While Hemsworth isn’t retiring, his decision to take a break is to “simplify” and spend time with his family.
“If you look at Alzheimer’s prevention, the benefit of preventative steps is that it affects the rest of your life,” Hemsworth told Vanity Fair. “When you have preposition to cardiovascular heart disease, cancer, anything – it’s all about sleep management, stress management, nutrition, movement, fitness. It’s all kind of the same tools that need to be applied in a consistent way.”
Dr Maria Maccecchini is the founder of Annovis Bio, a biotech firm with a drug for Alzheimer’s that is ready for Phase 2/3 trials.
“Chris Hemsworth has the correct attitude and doesn’t want his genetic makeup to determine the course of his life,” she tells us. “He is right. While there are only very marginal drugs on the market today for Alzheimer’s disease, lifestyle is the largest contributor to keeping your body and your brain healthy. I admire him for his courage to come forward and tell the world about his two copies of APOE4 and his enhanced risk for the disease. We need strong and vocal people to improve awareness and understanding and to fight the disease.”
Reducing your Alzheimer’s risk
So, what can someone in Hemsworth’s position do to try and mitigate their risk of developing Alzheimer’s?

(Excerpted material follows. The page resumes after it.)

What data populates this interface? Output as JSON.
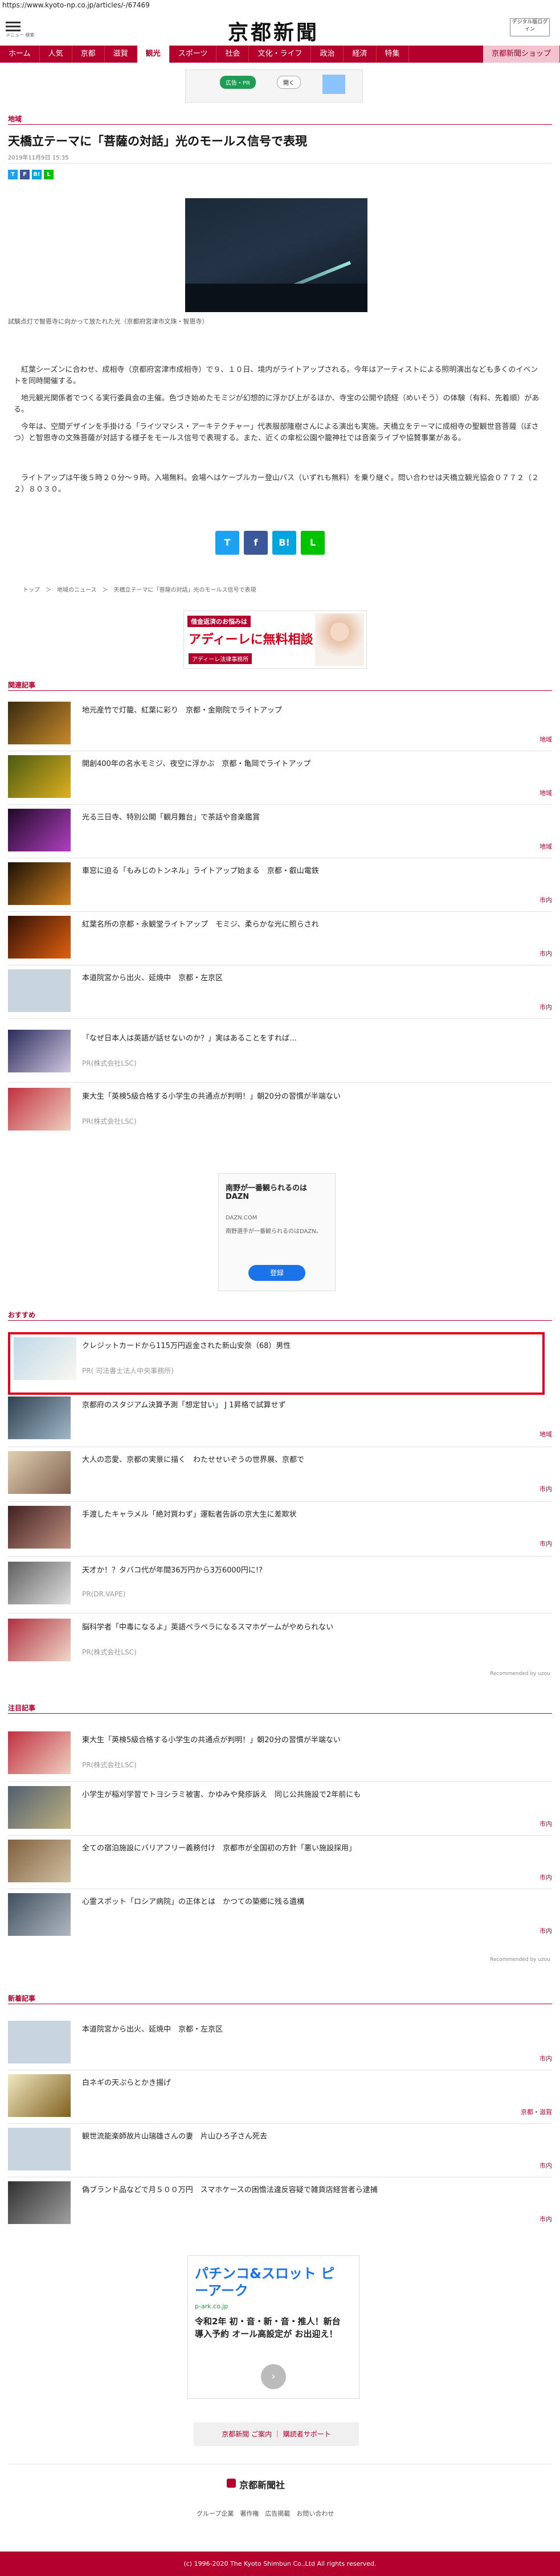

“There are things everyone, regardless of genetic risk, can do to reduce the risk of developing Alzheimer’s, and other diseases that cause dementia,” says Mitchell. “Looking after your brain in a similar way to your heart – such as not smoking, taking regular exercise and eating a healthy diet. Keeping socially connected and challenging your brain throughout life are also likely to help keep it healthy as you age.”

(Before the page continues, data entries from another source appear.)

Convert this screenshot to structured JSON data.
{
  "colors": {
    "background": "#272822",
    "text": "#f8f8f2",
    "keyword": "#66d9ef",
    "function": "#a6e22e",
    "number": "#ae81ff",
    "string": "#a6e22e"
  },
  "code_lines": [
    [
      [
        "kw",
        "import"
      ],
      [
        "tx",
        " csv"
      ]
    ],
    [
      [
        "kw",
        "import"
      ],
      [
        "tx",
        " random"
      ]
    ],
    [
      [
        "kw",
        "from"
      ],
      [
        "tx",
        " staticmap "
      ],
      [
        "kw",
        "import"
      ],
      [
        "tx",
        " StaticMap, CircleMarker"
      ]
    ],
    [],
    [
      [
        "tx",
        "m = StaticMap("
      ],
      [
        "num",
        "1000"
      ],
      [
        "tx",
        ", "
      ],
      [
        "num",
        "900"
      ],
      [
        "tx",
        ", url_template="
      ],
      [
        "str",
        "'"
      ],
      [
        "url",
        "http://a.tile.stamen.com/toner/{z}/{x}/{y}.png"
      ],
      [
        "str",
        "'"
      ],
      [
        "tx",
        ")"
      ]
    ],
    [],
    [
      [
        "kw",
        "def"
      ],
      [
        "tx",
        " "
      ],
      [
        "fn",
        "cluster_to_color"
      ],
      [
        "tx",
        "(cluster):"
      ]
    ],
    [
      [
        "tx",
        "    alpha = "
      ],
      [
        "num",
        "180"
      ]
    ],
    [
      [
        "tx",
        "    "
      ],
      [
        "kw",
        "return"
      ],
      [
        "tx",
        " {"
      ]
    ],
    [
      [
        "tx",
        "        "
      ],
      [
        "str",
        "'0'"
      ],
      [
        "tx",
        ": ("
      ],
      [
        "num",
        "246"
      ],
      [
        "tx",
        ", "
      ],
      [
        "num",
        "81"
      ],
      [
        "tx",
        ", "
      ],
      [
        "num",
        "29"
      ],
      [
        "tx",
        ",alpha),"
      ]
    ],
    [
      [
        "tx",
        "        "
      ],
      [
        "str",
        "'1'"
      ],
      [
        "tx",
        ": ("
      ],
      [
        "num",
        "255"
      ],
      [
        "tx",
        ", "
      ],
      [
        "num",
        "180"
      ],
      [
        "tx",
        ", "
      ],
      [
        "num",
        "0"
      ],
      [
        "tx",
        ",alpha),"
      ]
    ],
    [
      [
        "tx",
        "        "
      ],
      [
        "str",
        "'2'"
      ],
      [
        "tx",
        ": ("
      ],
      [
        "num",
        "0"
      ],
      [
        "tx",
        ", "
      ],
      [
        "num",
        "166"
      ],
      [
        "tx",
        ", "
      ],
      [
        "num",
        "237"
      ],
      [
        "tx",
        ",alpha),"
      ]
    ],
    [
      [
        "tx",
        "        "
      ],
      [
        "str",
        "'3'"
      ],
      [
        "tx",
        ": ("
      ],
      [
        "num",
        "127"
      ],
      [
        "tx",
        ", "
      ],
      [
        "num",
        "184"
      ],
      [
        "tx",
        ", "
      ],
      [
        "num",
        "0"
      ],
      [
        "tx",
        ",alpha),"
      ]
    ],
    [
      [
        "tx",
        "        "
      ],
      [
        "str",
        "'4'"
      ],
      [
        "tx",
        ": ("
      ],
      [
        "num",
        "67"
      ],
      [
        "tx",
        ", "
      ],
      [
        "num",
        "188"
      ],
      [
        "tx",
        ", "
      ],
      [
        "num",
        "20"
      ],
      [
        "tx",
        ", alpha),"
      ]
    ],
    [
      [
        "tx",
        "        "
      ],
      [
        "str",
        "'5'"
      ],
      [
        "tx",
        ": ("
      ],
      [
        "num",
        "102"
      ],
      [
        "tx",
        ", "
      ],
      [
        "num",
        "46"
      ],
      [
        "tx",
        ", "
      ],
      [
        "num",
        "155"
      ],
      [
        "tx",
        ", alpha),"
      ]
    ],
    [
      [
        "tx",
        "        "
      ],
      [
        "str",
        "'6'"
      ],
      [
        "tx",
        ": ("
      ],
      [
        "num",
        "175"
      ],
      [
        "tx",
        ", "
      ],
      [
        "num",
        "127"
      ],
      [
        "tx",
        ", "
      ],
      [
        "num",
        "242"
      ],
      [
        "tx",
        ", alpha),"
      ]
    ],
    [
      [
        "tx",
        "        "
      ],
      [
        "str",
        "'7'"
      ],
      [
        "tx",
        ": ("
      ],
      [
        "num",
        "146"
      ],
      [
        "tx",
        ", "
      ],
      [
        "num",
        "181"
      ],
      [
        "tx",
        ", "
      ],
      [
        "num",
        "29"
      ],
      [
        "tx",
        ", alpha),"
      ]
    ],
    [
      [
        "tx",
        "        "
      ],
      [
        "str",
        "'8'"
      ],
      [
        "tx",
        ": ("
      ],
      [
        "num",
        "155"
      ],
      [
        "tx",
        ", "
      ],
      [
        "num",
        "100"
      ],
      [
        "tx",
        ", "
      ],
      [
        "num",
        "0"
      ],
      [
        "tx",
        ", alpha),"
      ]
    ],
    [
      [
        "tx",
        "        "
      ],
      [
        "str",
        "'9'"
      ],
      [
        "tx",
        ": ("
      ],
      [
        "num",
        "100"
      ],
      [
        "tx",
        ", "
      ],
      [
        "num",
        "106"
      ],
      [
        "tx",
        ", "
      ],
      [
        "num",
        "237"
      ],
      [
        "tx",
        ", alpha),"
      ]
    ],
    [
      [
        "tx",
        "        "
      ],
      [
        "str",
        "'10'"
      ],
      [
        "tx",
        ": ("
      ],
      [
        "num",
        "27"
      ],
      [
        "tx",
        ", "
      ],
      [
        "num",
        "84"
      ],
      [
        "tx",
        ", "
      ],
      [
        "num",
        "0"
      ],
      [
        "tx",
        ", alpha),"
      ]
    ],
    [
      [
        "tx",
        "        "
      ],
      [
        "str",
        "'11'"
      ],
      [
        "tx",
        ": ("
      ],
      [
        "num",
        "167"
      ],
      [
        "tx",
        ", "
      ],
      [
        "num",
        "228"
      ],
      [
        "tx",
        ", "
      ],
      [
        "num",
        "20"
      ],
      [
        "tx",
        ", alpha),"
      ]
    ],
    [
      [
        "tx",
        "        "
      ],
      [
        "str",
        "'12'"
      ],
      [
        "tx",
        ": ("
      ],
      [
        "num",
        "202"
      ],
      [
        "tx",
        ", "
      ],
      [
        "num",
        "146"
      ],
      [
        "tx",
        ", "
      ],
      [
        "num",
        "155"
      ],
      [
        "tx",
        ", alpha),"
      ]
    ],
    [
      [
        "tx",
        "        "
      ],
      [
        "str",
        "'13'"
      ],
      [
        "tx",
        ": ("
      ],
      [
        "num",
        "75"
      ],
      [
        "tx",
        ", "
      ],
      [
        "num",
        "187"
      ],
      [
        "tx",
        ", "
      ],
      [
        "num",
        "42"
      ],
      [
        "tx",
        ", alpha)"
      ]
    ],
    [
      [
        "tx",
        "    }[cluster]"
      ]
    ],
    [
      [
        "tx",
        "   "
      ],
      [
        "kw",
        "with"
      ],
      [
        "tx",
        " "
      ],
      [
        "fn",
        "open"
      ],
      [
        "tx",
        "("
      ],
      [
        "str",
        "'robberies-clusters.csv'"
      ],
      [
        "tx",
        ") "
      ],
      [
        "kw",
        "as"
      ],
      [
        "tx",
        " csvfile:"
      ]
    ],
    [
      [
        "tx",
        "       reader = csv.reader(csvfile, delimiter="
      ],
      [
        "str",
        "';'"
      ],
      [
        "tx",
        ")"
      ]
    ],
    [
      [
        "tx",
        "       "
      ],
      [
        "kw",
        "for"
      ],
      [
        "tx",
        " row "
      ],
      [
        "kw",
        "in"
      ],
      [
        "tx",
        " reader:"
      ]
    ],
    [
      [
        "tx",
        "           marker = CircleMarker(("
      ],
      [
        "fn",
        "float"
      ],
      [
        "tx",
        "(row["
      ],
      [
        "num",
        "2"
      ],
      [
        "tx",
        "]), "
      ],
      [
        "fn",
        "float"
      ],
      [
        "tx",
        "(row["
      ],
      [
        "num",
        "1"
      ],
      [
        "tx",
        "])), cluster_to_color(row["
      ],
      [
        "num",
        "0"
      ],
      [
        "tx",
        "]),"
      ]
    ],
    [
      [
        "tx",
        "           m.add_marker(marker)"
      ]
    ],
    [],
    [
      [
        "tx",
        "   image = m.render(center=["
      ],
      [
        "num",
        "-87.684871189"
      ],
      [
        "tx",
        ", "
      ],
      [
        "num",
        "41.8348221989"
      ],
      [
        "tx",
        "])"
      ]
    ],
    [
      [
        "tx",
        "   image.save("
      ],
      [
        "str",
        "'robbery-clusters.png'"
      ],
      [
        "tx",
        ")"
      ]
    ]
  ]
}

“Do not light the match to neuro-inflammation!” says Kapp. “This is the best way to reduce your risk. Once the match is lit, the challenge is to keep the fire under control. But how can we prevent the match from lighting? Through a healthy lifestyle, a strong microbiome, a normal body mass index, optimizing hormones, exercising, stress reduction, nutrition and, perhaps most importantly, sleep, during which your brain cleans itself of plaque and other neurotoxic debris.”